Guest Post: DPT vs Experience | Modern Manual Therapy Blog - Manual Therapy, Videos, Neurodynamics, Podcasts, Research Reviews

Guest Post: DPT vs Experience


Today's Guest Post is by Dr. Andrew M. Ball, PT, DPT, Ph.D, OCS, CMTPT on the value of education verses the value of experience. Drew is a contributor over on my other blog, Physio Answers. Follow this link for his bio!

Dr. Andrew M. Ball, PT, DPT, Ph.D, OCS, CMTPT

Several days ago a Twitter follower of mine asked for me to examine the website of a physical therapy practice, “Doctors of Physical Therapy,” that employs ONLY DPT’s. His position was that the additional education gained in a DPT program is no substitute for years of clinical experience. Funny thing is, the very same week, I had a beer with a young DPT friend lamenting about “experienced” colleagues under-valuing the formal education in evidence-based clinical reasoning and radiographic imaging that cannot be gained from experience alone . . . especially if those years of experience are simply the same tired year of modalities and exercises over, and over, and over again. Both clinicians thought that I was in a “unique position to comment” on their side of the experience versus education debate.

The reason that I’m in a unique position, is that I not only have nearly 20 years of experience, I’ve earned an MBA/PhD in Healthcare Management, I’ve completed a post-professional DPT, a post-graduate fellowship in neurodevelopmental pediatrics, and a post-doctoral clinical residency in orthopaedic physical therapy.

I’m pretty sure I’m a pretty good therapist, but how exactly is that measured? Patient satisfaction? Functional outcome measures? Efficiency of time from evaluation to discharge? Year and year out I have residents, co-faculty, co-workers, patients and referring physicians comment in amazement of my clinical skills and speed with getting most of my patients better. I’m sure my experience is not unique in that regard, but it’s easy to measure oneself by one’s POSITIVE outcomes rather than by the negatives, but we’ll come back to that in a moment . . .

Personally, when I self-assess, I break down my strengths and weakness into three domains:

(1) Foundational Knowledge (including entry level degree and post-professional DPT)

(2) Technical Skills (thrust manipulation, dry needling certifications, etc.)
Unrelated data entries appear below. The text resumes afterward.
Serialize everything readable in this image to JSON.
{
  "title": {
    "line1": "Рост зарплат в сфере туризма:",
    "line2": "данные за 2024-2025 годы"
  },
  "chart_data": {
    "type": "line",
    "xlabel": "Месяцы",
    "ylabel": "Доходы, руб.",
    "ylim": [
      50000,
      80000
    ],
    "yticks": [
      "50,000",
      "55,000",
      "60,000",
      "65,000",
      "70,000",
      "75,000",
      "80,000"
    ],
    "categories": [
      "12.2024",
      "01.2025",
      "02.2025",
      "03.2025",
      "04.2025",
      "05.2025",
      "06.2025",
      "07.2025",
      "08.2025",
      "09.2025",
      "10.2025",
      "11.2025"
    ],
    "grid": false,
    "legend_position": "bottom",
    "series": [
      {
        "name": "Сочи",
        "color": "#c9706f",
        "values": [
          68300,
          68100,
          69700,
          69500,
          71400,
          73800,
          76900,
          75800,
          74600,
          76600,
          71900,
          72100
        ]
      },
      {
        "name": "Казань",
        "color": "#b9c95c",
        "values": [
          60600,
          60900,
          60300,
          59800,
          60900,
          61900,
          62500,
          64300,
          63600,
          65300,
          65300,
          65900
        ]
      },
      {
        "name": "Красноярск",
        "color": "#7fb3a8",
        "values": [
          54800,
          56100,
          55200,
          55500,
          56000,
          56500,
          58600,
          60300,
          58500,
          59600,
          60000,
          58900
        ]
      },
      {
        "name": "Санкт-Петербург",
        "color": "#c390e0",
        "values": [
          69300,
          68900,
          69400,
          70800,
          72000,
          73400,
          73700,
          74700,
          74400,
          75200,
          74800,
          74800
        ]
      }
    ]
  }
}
(3) Advanced Clinical Reasoning (obtained through residency/fellowship and/or experience, and at least partially demonstrated upon specialty board certification)

I would submit that all domains are equally important, and that neither the DPT, nor experience, results in an immediate mastery of all three.

As a qualitative researcher by training, I am quite familiar with the concept of equifinality --- the idea that the same destination can be reached through various routes. That said, some routes are more efficient than others, and some routes can lead to a false sense of mastery. So while it is true that advanced certifications in the hands of an inexperienced clinician with poor clinical reasoning is a cause for concern, of equal concern is the "experienced" clinician with a single year of experience many years over, no effort toward advanced clinical skills or evidence-informed decision making.

It is also true, and rarely discussed, that the reverse is also true. The years of experience and pattern recognition of clinical mentors can be cultured within a single year of post-graduate clinical residency or fellowship, and the differential medical diagnostics and understanding of imaging studies can certainly be obtained via experiential and continuing education venues other than the t-DPT (although I would argue no more complete and cost effective; experienced clinicians typically are not going that route either). The point is that none are osmotic, and all require some sort of self-reflection and academic effort on the part of the professional somewhat beyond that of simply passing the basic PT licensing exam.

Mastery is assessed patient by patient and not en masse. Clinical skill and lack thereof is not patting oneself on the back on the basis of the patients helped, but by self-reflection vis-a-vis the aforementioned domains through the eyes of patients with whom the clinician has failed.

Let us strive for the day as a profession when we focus less on differences in not HOW mastery in expert practice domains is achieved for each individual clinician, and rather THAT they are achieved. The current state of our professional debate on experience versus knowledge base suggests that we as a profession are content to ask our patients to choose between the two. Clinicians that do simply are not as good as they think, and the public deserves a profession that provides them consistent mastery of each domain, in every practicing therapist.

- Dr. Drew

edit: I have been hit at all the parts of this debate from early on in my career and now 15 years in. I used to tell some students, you know who does not have a DPT? Stanley Paris, Robin McKenzie, or Gray Cook.

On the other hand, it drives me crazy when former students tell me their new boss does not allow them to call themselves "doctor" in the clinic. I think it's a sad state of professional in-fighting that I will never understand. Great points made by Dr. Drew regarding not HOW mastery is achieved, only that is IS achieved. I am in total agreement and have often wished that the majority and not the minority practiced like the best of therapists, and not modality slingers or co-pays to go workout by yourselves in a massive clinic with no 1:1.